Эта картинка из детства, может быть не самая примечательная в памяти Колесова, тем не менее иногда приходила к нему и в реальность, особенно когда мир был по отношению к нему особенно жесток, и во сне - как в эту неспокойную ночь. То ли было много накануне выпито чифиру с друзьями, после отбоя – встречали шустрого Миху, его земляка из изолятора, и как всегда в тёмном жилом помещении подсвеченном только одинокой лампочкой, что была у входа в отряд, встреча затянулась – или же сами разговоры о родном городке, они приходят всегда, когда разговор идёт между земляками, - то ли ночь летняя была душной, но этот сон пришёл. И белые голуби были рядом, и он кормил их с руки зерном, золотистым, спелым. И голуби были, как один белыми, крупными. В его дворе детства, который был рядом с почтовым отделением, тоже много было голубей – они жили на чердаке этого старинного хмурого здания, и во двор почты приезжали за письмами из окрестных мест почтальоны, и все они были чем-то похожие, эти вестники добра и зла для людей, и увозили они от этого хмурого здания письма – целые сумки писем… И помнилось Колесову, как тогда, в детстве, он представлял с каких далёких краёв, неведомо далёких, интересных краёв, шлют люди письма… И вот этой ночью он тоже желал быть в тех далёких краях, а не в колонии, и желал посылать родным ему людям, а может просто знакомым, весточку о себе, о том, что у него в далёком вольном краю всё хорошо.

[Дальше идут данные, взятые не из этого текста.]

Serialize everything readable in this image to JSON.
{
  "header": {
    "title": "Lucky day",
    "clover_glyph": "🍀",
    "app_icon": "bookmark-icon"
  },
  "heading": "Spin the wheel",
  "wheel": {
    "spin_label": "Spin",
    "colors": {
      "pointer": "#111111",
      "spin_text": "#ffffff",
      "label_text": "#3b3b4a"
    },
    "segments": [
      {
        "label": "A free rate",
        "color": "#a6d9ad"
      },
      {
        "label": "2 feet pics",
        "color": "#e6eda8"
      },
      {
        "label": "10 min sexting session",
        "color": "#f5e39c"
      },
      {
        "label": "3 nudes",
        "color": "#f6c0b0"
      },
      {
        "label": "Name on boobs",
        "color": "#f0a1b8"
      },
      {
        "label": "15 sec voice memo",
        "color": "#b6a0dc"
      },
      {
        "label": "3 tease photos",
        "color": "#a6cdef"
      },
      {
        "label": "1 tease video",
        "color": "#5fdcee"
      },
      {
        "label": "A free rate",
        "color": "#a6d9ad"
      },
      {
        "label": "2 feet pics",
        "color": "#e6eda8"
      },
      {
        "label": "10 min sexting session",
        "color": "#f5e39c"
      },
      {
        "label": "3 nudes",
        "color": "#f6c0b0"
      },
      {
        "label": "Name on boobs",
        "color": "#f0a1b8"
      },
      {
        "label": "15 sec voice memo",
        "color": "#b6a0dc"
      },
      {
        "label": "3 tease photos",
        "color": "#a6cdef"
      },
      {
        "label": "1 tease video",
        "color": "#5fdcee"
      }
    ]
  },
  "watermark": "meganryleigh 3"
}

И эти белоснежные голуби, пришедшие во сне, доверчивые и тихие, как маленькие ангелы… Он проснулся. Перевёл дыхание. Сон был настолько отчётливым, и он ещё жил как бы в его сознании своей, отдельной жизнью…
Тишина.
Можно было слушать эту тишину, могильную, полную застылости времени.
И только приснившиеся белые голуби, эти вестники хороших перемен, вестники добрых новостей сейчас были поможниками. Были теми незримыми душевными друзьями, из дальнего края детства, что не давали человеку в реальности задохнуться внутренне от этого душного одиночества, которое всегда приходит неожиданно, как холодный ветер поутру, после душной ночи.